Se não fosse livreira, o que é que seria? É engraçado que eu não me lembro de fazer essa pergunta a mim própria há anos…, mas é mesmo… não sei… não vos acontece isso? Eu não me faço essa pergunta, porque não me vejo a fazer outra coisa, eu sou o reflexo daquilo que faço, eu sou aquilo que faço, aquilo que faço sou eu.
Este trabalho contribuiu muito para a pessoa que sou hoje: cresci acima de tudo, tive de aprender a lidar com pessoas, tive de aprender a saber ouvir, ou melhor escutar, mas mais do que isso, foi o aprender a lidar com pessoas, a partilhar também, não é que fosse um ser egoísta, mas por norma não tinha com quem falar, não falava muito de livros com as pessoas.
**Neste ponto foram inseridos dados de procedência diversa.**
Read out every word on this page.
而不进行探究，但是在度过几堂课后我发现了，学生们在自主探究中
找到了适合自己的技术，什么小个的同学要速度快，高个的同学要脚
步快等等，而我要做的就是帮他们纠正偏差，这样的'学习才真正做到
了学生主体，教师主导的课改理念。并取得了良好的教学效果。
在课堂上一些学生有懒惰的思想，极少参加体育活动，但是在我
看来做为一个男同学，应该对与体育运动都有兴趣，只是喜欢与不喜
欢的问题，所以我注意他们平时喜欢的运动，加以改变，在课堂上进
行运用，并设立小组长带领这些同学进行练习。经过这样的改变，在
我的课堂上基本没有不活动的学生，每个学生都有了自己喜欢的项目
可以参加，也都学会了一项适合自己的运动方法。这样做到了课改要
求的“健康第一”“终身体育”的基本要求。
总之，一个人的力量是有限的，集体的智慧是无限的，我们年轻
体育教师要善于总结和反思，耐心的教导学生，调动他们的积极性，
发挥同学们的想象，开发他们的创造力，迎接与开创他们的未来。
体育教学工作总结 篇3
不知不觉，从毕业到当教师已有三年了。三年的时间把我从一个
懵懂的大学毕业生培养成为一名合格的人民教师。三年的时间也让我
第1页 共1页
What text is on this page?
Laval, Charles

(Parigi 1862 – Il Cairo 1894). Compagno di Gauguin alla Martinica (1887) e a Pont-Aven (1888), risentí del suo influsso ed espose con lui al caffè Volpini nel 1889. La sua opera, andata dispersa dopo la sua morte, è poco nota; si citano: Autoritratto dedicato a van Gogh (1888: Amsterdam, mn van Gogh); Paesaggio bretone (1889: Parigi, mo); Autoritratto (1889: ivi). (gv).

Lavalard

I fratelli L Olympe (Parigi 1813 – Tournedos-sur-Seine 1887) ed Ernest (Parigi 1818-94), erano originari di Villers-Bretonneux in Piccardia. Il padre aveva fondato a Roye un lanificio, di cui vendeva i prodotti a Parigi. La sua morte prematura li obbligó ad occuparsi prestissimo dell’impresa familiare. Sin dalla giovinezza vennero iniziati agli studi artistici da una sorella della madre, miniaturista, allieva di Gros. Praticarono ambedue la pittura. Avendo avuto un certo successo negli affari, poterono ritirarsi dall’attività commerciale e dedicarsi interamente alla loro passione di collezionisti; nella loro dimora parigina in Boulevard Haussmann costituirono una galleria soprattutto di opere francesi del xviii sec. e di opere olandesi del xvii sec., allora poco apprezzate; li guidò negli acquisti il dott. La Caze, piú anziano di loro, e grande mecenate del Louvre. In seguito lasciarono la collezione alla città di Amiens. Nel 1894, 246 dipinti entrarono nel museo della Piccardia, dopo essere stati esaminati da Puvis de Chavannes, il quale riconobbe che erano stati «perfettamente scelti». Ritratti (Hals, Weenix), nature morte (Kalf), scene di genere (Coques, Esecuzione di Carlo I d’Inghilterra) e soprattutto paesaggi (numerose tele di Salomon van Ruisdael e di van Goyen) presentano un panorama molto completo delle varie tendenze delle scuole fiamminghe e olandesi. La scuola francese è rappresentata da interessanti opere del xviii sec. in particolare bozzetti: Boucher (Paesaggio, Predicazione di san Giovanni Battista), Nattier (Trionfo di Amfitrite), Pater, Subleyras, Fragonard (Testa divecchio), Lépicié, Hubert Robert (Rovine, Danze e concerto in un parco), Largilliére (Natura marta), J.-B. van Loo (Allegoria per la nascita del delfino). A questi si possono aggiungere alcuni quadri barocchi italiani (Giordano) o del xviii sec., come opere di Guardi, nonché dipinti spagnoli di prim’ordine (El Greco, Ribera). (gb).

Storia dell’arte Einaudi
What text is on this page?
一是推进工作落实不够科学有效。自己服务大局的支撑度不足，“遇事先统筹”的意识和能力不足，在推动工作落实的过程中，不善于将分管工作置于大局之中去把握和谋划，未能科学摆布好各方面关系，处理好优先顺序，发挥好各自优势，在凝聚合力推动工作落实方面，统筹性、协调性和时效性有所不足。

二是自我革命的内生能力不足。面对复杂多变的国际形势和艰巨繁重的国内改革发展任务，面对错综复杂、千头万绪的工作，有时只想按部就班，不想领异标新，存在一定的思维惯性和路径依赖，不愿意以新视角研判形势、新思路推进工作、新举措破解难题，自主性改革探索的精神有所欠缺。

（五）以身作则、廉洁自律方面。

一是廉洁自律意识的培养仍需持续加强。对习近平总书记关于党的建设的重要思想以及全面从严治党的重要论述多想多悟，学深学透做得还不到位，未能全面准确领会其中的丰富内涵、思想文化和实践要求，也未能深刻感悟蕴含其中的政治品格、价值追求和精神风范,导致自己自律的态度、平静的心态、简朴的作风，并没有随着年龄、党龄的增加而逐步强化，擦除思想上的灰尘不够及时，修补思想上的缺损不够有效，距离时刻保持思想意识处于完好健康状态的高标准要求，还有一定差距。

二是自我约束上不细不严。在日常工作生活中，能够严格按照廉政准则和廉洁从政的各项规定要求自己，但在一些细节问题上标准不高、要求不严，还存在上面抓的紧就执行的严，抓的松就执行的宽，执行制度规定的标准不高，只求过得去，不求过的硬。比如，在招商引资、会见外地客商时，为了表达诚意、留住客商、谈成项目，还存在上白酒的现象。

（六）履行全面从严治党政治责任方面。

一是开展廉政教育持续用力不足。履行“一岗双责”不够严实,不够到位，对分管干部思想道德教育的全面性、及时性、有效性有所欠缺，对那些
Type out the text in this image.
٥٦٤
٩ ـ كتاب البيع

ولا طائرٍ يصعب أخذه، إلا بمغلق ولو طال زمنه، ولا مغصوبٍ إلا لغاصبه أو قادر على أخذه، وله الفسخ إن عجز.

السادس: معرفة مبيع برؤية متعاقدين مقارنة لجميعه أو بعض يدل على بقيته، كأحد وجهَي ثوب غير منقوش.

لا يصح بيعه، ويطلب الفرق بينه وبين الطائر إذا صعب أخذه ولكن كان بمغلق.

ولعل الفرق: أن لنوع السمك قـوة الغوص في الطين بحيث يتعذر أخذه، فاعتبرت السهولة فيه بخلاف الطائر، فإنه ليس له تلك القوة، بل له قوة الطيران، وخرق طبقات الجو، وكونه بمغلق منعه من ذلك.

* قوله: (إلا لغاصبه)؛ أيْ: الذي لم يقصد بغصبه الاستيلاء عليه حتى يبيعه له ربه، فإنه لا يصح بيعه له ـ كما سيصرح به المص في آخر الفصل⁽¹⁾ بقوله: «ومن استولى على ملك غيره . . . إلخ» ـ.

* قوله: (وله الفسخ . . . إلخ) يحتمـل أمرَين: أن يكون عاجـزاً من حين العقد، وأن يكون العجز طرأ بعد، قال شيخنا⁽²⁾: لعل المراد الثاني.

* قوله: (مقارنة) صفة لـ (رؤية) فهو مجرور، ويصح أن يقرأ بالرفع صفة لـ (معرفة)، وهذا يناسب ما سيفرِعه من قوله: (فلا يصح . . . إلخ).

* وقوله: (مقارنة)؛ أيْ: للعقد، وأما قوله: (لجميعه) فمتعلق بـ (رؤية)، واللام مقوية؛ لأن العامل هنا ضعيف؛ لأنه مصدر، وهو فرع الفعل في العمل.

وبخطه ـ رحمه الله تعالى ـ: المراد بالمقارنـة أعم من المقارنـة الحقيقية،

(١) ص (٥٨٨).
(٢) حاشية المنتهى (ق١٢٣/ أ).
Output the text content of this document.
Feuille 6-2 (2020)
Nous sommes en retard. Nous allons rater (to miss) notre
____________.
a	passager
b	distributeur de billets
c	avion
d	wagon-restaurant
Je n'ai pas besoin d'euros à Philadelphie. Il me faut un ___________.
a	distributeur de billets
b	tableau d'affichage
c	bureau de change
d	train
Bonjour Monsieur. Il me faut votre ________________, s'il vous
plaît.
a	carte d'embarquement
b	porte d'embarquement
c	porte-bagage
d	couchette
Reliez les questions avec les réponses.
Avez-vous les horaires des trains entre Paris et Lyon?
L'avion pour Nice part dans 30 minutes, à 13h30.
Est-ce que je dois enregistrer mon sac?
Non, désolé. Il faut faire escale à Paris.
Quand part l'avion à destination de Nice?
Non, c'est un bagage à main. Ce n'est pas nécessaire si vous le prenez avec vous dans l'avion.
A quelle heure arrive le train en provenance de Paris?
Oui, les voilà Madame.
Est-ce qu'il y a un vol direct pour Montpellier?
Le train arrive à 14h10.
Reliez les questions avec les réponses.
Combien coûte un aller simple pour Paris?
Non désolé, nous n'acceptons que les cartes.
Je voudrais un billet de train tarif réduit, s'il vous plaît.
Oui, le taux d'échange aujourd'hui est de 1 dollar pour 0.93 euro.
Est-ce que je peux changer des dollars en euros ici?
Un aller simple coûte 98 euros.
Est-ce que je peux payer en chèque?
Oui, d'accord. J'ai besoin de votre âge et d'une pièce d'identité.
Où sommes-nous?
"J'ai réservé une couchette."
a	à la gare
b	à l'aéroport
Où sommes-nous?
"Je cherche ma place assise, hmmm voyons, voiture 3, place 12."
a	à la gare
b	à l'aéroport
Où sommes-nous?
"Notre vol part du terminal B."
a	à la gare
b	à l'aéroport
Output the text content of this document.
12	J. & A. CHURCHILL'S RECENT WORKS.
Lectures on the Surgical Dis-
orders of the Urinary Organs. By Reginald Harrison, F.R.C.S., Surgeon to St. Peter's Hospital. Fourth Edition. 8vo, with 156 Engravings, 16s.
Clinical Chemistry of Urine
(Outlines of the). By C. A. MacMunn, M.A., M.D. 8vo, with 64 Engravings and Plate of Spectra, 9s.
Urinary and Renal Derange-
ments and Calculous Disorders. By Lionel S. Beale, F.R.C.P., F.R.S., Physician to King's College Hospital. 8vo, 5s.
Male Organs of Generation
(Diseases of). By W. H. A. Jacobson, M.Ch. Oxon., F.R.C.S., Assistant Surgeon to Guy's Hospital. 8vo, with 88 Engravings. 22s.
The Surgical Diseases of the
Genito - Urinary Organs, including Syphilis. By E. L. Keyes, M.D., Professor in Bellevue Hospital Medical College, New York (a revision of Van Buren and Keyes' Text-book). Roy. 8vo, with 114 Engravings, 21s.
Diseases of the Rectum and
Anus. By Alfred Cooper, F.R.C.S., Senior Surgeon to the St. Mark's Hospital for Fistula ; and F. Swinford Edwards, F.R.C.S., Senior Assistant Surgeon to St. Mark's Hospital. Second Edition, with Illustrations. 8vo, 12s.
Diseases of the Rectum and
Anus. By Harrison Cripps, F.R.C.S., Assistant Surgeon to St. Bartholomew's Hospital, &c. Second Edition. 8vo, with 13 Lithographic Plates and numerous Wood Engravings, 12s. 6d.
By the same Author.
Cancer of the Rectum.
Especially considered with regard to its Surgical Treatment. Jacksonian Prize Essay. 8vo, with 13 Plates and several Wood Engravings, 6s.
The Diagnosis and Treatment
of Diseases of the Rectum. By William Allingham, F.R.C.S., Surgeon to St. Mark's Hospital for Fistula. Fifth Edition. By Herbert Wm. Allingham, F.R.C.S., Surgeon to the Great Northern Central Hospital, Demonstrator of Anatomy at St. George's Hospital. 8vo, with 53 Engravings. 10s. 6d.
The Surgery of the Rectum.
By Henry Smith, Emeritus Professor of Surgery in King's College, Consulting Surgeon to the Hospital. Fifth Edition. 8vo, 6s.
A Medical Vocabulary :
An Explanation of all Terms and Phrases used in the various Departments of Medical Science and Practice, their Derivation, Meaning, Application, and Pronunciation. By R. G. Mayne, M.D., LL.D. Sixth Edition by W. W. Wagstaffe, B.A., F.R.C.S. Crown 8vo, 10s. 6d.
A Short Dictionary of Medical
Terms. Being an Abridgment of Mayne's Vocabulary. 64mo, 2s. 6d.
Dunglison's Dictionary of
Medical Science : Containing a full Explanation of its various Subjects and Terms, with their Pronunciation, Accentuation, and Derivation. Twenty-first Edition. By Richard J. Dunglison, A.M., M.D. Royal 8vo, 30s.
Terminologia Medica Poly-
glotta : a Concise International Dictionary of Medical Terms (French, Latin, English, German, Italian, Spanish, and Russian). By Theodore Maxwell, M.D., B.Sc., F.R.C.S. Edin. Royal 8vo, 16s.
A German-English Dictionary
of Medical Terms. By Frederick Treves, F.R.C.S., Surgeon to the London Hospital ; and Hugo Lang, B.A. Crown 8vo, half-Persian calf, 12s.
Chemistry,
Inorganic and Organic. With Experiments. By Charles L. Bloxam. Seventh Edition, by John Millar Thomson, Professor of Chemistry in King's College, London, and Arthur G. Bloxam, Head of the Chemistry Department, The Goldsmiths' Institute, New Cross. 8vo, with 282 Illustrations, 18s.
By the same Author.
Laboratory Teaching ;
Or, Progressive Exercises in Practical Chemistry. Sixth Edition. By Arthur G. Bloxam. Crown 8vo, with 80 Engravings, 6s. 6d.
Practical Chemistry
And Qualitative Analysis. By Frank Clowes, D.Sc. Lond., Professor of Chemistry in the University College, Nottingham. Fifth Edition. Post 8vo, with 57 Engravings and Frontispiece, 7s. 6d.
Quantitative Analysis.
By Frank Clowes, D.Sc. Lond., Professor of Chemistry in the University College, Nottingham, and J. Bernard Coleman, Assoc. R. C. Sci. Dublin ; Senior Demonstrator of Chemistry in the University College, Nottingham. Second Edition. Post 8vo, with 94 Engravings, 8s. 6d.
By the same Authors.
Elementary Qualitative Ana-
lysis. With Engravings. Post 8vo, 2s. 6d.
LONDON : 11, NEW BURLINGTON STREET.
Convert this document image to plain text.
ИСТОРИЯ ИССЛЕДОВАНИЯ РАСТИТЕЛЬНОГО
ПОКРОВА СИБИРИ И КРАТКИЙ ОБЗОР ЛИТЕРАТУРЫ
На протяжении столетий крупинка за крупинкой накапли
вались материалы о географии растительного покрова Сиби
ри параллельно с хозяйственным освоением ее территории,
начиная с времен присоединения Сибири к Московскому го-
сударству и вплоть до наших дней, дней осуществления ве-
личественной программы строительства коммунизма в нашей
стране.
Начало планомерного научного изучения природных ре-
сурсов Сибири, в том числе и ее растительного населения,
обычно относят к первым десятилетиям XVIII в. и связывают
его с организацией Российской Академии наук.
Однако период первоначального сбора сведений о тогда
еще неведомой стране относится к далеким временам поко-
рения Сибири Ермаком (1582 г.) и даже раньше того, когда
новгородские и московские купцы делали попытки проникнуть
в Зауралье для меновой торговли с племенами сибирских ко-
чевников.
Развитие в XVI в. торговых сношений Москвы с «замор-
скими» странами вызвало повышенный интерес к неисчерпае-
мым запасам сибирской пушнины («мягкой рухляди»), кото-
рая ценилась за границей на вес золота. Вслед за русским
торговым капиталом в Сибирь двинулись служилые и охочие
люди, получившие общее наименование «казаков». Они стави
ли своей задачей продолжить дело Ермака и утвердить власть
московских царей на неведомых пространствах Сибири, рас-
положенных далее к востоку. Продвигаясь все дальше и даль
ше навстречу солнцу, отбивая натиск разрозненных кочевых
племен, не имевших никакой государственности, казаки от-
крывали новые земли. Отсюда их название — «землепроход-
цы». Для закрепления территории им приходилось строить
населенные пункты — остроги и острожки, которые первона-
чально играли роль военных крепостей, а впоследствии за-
Este trabalho definiu-me. O trabalhar com livros… olha, sou eu, um livro sou eu, eu sou um livro…não sei o que que é que te hei de dizer, ó Vítor não faças perguntas difíceis…
Para mim a melhor história, e inesquecível até aos dias de hoje, porque na altura eu trabalhava com livros há dois ou três anos e não conhecia uma expressão que pelos vistos é usada aqui no Porto. Foi quando um senhor me pediu livros “do homem e mulher em função”! Eu estava na livraria há dois ou três anos e vem o senhor ter comigo e diz “Ó menina, tem livros do homem e mulher em função?” E eu estúpida a olhar para ele “Homem e mulher em função? Mas eu não sei o que é isso…” e ele “Ó menina! Homem e mulher em função!” e eu “Pois, mas… eu não estou a perceber…” e ele “Ó menina, aqueles livros, em que normalmente o autor é anónimo” e saiu-me assim muito alto “Ah! Está a falar de livros eróticos?” e ele “Sim, é isso!” Porquê? Porque havia na altura uma coleção, acho que era da Europa-América, dos clássicos eróticos que são quase todos anónimos, que são as “onze mil vergas” e não sei o quê… já nem me lembro. E eu não conhecia a expressão “homem e mulher em função” e depois alguém me disse “Então essa é uma expressão muito conhecida, é sexo!” e eu não conhecia! Essa marcou-me pela inexperiência e por ser uma situação caricata.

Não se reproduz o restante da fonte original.